Eight state constitutions contain language barring non-believers from holding public office. Thanks to a 1961 U.S. Supreme Court decision, these provisions can’t be enforced, but their continued existence is a reminder of a common bias from days past.
Here is what each constitution says:
Arkansas, Article XIX, Section 1:
No person who denies the being of God shall hold any office in the civil departments of the State, nor be competent to testify as a witness in any court.
Maryland, Article 37:
That no religious test ought ever to be required as a qualification for any office of profit or trust in this State, other than a declaration of belief in the existence of God; nor shall the Legislature prescribe any other oath of office than the oath prescribed by this Constitution. (Note: A separate provision in Article 36 bars atheists from testifying in court.)
Mississippi, Article 14, Section 265:
No person who denies the existence of a Supreme Being shall hold any office in this State.
North Carolina, Article VI, Section 8:
The following persons shall be disqualified for office. First, any person who shall deny the being of Almighty God.
Pennsylvania, Article I, Section 4:
No person who acknowledges the being of God and a future state of rewards and punishments shall, on account of his religious sentiments, be disqualified to hold any office or place of trust under this Commonwealth.

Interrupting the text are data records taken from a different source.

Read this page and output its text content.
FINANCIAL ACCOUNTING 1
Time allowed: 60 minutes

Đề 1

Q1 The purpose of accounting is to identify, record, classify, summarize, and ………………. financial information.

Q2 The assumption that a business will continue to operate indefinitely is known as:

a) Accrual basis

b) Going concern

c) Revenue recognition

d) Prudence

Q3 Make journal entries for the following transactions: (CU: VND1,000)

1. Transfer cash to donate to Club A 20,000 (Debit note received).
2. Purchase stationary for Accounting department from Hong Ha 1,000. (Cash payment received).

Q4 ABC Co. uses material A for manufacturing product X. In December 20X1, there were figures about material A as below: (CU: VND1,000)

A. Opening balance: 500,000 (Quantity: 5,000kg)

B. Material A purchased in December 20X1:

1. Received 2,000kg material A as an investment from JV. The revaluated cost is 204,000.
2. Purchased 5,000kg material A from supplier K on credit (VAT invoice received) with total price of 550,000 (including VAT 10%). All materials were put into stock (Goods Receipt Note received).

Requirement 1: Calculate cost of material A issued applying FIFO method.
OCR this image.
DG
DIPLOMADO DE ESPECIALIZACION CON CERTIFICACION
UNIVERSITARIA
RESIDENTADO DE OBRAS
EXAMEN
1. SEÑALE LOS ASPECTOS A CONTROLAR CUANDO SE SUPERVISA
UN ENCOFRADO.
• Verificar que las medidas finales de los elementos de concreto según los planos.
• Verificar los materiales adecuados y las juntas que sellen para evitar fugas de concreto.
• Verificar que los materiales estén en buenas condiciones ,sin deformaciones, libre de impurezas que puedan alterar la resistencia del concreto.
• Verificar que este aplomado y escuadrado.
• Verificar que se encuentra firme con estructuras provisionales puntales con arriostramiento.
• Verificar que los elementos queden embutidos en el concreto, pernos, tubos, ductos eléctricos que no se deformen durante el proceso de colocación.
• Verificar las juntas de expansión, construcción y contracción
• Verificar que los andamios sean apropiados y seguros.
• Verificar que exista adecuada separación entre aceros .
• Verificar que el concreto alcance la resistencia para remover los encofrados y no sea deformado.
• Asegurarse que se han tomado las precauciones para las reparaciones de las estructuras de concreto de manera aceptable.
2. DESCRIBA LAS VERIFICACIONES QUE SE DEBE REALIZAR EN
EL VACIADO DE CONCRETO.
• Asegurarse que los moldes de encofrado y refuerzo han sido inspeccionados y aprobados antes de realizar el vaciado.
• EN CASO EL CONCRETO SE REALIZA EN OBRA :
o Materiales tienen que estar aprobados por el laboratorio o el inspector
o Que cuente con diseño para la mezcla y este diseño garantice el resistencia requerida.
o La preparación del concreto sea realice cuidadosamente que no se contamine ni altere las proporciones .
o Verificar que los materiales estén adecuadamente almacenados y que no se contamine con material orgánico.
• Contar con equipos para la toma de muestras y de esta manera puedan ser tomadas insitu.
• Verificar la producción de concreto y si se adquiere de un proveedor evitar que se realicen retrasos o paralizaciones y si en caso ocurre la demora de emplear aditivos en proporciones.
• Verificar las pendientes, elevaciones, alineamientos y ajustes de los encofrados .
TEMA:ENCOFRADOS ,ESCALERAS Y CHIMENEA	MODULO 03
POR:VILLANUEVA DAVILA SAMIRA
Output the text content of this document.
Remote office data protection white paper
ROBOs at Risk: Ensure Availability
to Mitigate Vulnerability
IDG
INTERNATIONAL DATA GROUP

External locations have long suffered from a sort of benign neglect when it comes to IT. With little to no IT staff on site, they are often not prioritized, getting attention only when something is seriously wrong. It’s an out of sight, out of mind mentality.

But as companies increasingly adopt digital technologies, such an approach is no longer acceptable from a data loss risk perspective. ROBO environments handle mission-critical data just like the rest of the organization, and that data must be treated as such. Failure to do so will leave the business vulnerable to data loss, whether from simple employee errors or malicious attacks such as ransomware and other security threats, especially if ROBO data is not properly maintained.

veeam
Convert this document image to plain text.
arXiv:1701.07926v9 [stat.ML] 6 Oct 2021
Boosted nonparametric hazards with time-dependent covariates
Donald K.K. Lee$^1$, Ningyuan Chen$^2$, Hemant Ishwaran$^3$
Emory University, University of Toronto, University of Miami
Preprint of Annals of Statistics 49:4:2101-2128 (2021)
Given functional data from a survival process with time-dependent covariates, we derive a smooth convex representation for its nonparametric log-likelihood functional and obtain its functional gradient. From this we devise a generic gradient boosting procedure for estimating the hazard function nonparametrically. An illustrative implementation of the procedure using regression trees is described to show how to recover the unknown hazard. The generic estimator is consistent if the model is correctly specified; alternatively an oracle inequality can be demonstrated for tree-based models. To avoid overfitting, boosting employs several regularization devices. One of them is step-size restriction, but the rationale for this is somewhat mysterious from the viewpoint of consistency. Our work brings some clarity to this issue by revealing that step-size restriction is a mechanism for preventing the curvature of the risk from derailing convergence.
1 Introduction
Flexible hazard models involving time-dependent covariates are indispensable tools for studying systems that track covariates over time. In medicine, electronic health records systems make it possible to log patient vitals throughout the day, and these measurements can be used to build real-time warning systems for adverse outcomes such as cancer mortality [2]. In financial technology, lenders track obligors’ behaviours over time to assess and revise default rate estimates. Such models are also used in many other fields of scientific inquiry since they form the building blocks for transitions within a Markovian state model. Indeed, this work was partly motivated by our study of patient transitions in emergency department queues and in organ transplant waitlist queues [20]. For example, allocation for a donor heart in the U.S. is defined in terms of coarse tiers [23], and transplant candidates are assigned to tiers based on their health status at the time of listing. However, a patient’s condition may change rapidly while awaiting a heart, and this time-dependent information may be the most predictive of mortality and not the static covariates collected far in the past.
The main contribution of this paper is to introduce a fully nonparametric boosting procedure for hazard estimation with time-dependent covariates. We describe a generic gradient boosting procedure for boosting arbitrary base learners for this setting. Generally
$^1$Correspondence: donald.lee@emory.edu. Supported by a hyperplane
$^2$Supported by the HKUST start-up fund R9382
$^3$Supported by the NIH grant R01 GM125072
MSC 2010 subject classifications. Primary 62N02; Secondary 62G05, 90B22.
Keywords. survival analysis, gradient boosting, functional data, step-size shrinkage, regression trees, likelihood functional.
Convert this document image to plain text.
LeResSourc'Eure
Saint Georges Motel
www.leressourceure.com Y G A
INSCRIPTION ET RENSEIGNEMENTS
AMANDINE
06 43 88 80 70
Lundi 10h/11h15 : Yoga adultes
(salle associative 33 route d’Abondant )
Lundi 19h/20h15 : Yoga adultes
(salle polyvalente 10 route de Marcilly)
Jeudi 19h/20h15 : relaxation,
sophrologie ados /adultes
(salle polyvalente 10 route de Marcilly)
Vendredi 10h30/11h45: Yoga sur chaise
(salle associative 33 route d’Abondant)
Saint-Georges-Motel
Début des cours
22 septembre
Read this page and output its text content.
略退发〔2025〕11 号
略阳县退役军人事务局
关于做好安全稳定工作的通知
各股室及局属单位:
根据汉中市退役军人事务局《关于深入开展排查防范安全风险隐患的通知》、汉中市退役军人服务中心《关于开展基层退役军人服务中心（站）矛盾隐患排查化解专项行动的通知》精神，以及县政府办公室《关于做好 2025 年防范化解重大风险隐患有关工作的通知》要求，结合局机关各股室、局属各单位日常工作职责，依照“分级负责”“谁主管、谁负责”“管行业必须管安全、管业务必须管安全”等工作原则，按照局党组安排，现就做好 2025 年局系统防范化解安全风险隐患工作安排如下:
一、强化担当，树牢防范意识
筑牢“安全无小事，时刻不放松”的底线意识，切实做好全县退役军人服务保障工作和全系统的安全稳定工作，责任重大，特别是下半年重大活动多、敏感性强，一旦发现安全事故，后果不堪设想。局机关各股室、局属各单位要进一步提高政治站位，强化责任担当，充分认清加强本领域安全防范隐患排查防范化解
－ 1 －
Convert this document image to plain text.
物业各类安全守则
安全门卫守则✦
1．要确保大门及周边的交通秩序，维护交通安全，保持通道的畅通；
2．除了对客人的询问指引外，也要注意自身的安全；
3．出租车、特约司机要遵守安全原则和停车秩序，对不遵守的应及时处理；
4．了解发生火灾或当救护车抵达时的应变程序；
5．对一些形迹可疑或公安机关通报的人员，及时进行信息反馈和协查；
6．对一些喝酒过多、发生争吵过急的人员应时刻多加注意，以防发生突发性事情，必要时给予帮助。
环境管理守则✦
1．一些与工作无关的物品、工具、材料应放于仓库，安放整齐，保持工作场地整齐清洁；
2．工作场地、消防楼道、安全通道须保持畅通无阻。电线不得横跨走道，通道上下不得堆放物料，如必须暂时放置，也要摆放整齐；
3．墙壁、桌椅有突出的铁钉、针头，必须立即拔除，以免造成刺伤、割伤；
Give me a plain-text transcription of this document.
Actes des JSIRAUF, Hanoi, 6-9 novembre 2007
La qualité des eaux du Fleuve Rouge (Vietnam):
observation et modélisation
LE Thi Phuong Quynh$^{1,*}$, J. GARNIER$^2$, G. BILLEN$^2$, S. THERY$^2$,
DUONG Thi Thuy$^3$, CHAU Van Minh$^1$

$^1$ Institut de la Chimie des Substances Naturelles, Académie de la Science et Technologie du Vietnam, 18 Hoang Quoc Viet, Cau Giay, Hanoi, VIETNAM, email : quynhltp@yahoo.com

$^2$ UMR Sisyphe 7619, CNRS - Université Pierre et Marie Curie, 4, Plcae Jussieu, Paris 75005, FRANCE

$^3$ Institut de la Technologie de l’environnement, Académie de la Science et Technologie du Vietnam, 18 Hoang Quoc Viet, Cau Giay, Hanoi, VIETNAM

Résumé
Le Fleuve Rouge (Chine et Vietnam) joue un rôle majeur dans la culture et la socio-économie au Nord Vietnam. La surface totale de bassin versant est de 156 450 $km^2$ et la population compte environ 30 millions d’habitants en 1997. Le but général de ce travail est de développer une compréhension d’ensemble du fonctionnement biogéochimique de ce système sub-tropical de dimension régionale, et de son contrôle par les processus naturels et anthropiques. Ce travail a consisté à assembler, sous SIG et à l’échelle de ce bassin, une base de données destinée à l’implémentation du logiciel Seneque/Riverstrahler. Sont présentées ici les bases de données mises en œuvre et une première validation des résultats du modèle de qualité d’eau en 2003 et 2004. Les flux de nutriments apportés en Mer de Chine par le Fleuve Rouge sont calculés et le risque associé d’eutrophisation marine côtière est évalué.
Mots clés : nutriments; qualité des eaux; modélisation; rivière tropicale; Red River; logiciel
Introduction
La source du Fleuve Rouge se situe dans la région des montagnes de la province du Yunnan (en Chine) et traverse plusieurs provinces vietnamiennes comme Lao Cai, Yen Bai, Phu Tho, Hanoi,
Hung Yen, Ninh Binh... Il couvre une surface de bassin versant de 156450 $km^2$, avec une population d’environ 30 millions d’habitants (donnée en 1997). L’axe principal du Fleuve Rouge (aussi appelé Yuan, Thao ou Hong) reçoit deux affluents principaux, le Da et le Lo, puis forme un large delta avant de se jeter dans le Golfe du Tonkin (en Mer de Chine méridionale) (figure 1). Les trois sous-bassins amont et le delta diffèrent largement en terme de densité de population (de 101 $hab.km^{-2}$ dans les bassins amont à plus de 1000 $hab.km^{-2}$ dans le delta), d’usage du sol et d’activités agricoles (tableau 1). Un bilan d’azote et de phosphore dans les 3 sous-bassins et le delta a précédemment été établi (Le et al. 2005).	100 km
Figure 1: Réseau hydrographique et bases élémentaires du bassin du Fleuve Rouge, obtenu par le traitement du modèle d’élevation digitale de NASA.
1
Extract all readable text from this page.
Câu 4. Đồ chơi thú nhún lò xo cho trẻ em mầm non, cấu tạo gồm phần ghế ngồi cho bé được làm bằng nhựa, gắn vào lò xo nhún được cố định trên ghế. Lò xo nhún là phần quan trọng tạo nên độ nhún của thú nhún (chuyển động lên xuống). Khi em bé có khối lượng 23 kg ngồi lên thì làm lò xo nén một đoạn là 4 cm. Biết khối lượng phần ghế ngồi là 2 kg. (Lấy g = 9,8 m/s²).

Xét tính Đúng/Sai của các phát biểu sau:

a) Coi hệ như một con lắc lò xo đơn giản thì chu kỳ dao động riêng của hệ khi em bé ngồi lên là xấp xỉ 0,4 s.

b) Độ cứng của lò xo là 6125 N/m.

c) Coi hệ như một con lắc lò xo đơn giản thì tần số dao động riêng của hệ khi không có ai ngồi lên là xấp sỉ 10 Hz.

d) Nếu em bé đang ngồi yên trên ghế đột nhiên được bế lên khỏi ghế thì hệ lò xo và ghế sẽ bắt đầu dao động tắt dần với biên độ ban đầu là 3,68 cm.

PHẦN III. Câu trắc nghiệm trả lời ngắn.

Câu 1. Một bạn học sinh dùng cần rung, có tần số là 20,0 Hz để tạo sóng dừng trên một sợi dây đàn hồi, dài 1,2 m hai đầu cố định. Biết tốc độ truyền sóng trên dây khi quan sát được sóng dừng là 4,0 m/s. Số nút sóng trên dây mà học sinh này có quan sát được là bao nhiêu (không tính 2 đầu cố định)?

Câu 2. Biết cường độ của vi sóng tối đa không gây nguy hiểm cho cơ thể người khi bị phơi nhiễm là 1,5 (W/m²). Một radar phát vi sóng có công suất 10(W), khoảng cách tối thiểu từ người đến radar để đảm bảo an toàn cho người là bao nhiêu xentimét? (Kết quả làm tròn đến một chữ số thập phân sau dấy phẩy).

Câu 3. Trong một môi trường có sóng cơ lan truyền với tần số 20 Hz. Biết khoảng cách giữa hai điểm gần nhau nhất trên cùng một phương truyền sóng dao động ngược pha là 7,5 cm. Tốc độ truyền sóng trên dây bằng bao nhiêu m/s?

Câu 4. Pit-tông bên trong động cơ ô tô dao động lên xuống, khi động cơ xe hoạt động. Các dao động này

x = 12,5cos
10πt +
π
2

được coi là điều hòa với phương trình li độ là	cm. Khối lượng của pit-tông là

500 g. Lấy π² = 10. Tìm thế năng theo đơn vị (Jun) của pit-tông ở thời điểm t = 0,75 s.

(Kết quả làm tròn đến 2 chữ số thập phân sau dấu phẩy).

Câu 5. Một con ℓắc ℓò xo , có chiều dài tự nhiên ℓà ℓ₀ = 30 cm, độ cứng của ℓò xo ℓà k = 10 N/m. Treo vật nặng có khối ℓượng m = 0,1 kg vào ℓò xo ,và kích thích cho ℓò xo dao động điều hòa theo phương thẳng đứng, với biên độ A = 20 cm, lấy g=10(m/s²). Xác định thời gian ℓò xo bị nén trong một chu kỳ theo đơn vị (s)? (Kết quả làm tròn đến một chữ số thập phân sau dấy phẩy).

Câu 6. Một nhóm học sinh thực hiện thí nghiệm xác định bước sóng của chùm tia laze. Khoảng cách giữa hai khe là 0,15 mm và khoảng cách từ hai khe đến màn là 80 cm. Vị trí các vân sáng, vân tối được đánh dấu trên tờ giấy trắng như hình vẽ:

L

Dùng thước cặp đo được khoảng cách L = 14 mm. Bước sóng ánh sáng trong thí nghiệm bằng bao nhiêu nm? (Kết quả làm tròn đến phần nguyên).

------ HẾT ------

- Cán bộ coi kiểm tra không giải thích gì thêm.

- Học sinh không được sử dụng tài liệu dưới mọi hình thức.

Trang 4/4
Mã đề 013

South Carolina, Article XVII, Section 4:
No person who denies the existence of a Supreme Being shall hold any office under this Constitution.
Tennessee, Article IX, Section 2:
No person who denies the being of God, or a future state of rewards and punishments shall hold any office in the civil department of this state.
Texas, Article I, Section 4:
No religious test shall ever be required as a qualification to any office, or public trust in this State; nor shall anyone be excluded from holding office on account of his religious sentiments, provided he acknowledge the existence of a Supreme Being.